The issue is that, even though the critic wrote what he wrote, the Editor did not know enough or does not have enough sensitivity to flag it and tell the writer to take it down.

Should have ended with a red circle around it and a note saying “choose better words”.

It didn’t bother the Editor, so we all had to share in the trauma the Cast and Creatives felt – and are NOT wrong in feeling btw – because essentially, The New York Times Arts Editor thought it was ok.

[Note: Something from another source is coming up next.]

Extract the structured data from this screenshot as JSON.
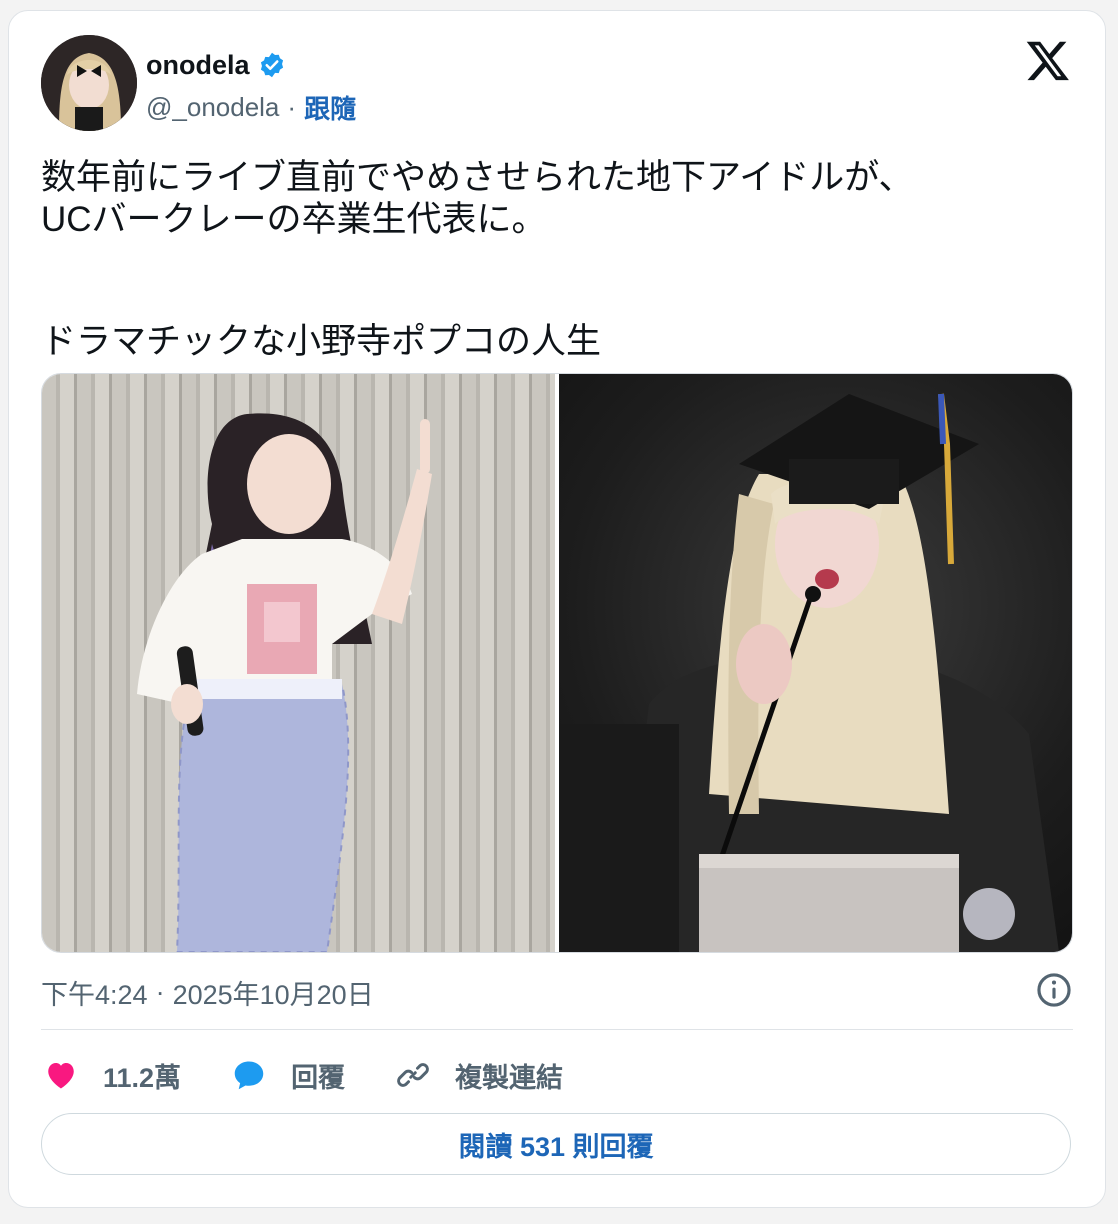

Perhaps the Editor thought it was a snarky way to make a slightly racist point – similar to when Basketball star, Jeremy Lin’s photo was on an article titled “Chink in the Armor” on ESPN.

Someone thought it was a funny, it was an ‘actual phrase‘, but when you allow phrases like that to be positioned opposite Asian American faces, like ‘squint inducing’ in an article about a show whose lighting designer is Asian, the racists who read it know what YOU mean, and WE, the Asians, know what you mean.

You just thought it was funny, yeah yeah, we can’t take a joke, you urinated in our soft drink and danced around us on the playground pulling your eyes, it’s not a far reach to say the culmination of that behavior being endorsed by The Times has far reaching effects that include people in New York City being attacked on the street for those eyes.

The issue is that any of us read it at ALL.

By now, the Producers of the show , Tim Forbes and Joey Parnas, have asked The New York Times for an apology, but it is too late – it’s already out there, and the damage is done. Although, that is what is needed – more white guys fighting white guys on behalf of underserved groups. It is not like this bias has not been seen and mentioned before, but without ‘white backup’, very little changes.

What they should do is have the entire New York Times sans the aforementioned Mr. Green, return and review the show without inserting coded language in the article and publish them. Critical evaluation is nice – gatekeeping Broadway from AAPI writers, performers, and visual creatives is not.

TFP did not want to wade into this fight – she is tired. She thought everyone was doing a fairly good job of self advocating – but to fight one critic is not as effective as you think – yes, he wrote it, but the Editor approved it, and then the Editor above that person approved it and it RAN.

There is a lot of work to be done at The New York Times and likely it ran, in part, to appease folks who are not in the majority in the House of Representatives. People who fear change, who fear not being in charge – but TFP is going to caution everyone that the Year of the Rabbit is approaching…and AAPIs on Broadway and elsewhere are ready to take giant leaps forward.

20,000 Whacks of the Wand to the Editorial Staff of The New York Times for letting that review run – it wasn’t a review, it was a school yard bully attack in print.